You should support or initiate any move for the deletion of Article three on “Cultural” Genocide. If this move not successful’ vote against the article
In the aftermath of the Second World War, as the United Nations debated a ban on “cultural genocide” in its 1948 Genocide Convention, Canada urged its delegate to try to spike it.
Early drafts included this controversial concept, now used by Canada’s Truth and Reconciliation Commission to describe residential schools policy. It was known as Article Three, and if it was not removed from the final draft, Canada was willing to abandon the entire Genocide Convention, records show.
“Following for Wilgress,” reads a telegram sent July 27, 1948 from the Secretary of State for External Affairs in Ottawa to the Canadian delegation at the Palais Des Nations in Geneva. L. Dana Wilgress was an ambassador to the U.S.S.R. right after the Second World War, later High Commissioner in London. At the time, William Lyon Mackenzie King was acting as his own foreign minister.
Released later under access to information, the message had been copied to the Justice Department, delivered in code, labelled “IMPORTANT,” and approved by R.G. “Gerry” Riddell, who would later be Canada’s permanent UN delegate.
“You should support or initiate any move for the deletion of Article three on ‘Cultural’ Genocide. If this move not successful, you should vote against Article three and if necessary, against the Convention. The Convention as a whole less Article three, is acceptable, although legislation will naturally be required to implement the Convention,” it reads.
“The matters dealt with by Article three are more properly relevant to the protection of minorities.”
Canada was joined in opposition to “cultural genocide” by the United States and most of Western Europe, lined up against the Soviet Bloc, which supported it.
All this was done in the immediate aftermath of the Holocaust, against which some people viewed cultural protections as secondary. There was also disagreement on protection for political groups, as communists and anti-communists alike were the target of state-level extermination strategies.

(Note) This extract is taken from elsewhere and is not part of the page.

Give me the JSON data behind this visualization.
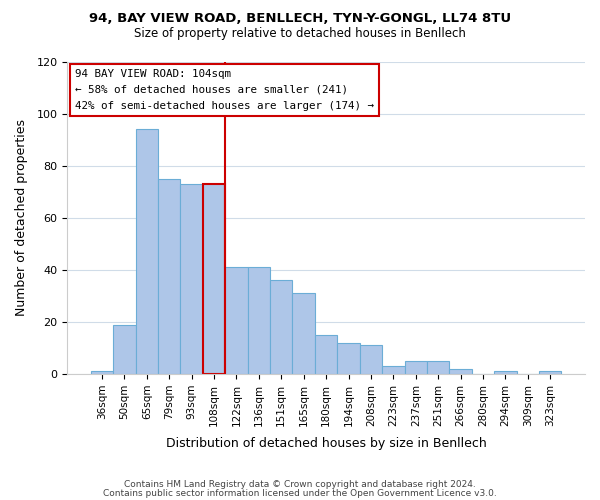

When it came to a vote that October, Canada’s view won out, and both political groups and “cultural genocide” were excluded. Genocide officially became the “intent to destroy, in whole or in part, a national, ethnical, racial or religious group,” not necessarily by killing, but also by measures that include serious mental harm and the forced transfer of children.
The term has been used in Canada in the residential schools context for several years, notably by Paul Martin, the former prime minister. But it was not until the past couple of weeks that it shot to national prominence, first when Chief Justice Beverley McLachlin used it in a speech, calling it the modern equivalent of “assimilation.” Then it became the main conclusion of the Truth and Reconciliation Commission, under chairman Murray Sinclair.
It has been divisive, but enjoys growing, prominent support. Philippe Couillard, the Quebec Premier, for example, said on Friday that residential schools policy could “certainly” be described as cultural genocide.
No drafting change of Article III would make its substance acceptable to his delegation
Edward Sadowski, who has done extensive research and archival work for the Shingwauk Residential Schools Centre at Algoma University in Sault Ste. Marie, Ont., unearthed the diplomatic cable in an access to information request for Canada’s historical records of the genocide deliberations.
He provided these records to the Truth and Reconciliation Commission, and although some of his other work is cited, he was surprised the cable was not mentioned in the final report.
“I don’t understand why they did not use that cable and some of the other documents,” he said, as it would have been a “smoking gun.”
The records he obtained also include reference to Canada’s apparent motivation in a transcript of a meeting in Geneva. In the transcript, an Egyptian diplomat summarizes Canada’s position, as articulated earlier by a Canadian delegate named Lapointe, who said Canada fundamentally disagreed with the idea of cultural genocide.
“No drafting change of Article III would make its substance acceptable to his delegation,” the Egyptian said of the Canadian. He acknowledged Canadians were “horrified” at the very idea of cultural genocide, but they were also “deeply attached to their cultural heritage, which was made up mainly of a combination of Anglo-Saxon and French elements, and they would strongly oppose any attempt to undermine the influence of those two cultures in Canada, as they would oppose any similar attempt in any other part of the world.”
The Canadian delegation “was not, therefore, opposed to the idea of cultural genocide, but only to the inclusion in the convention of measures to suppress it,” he said.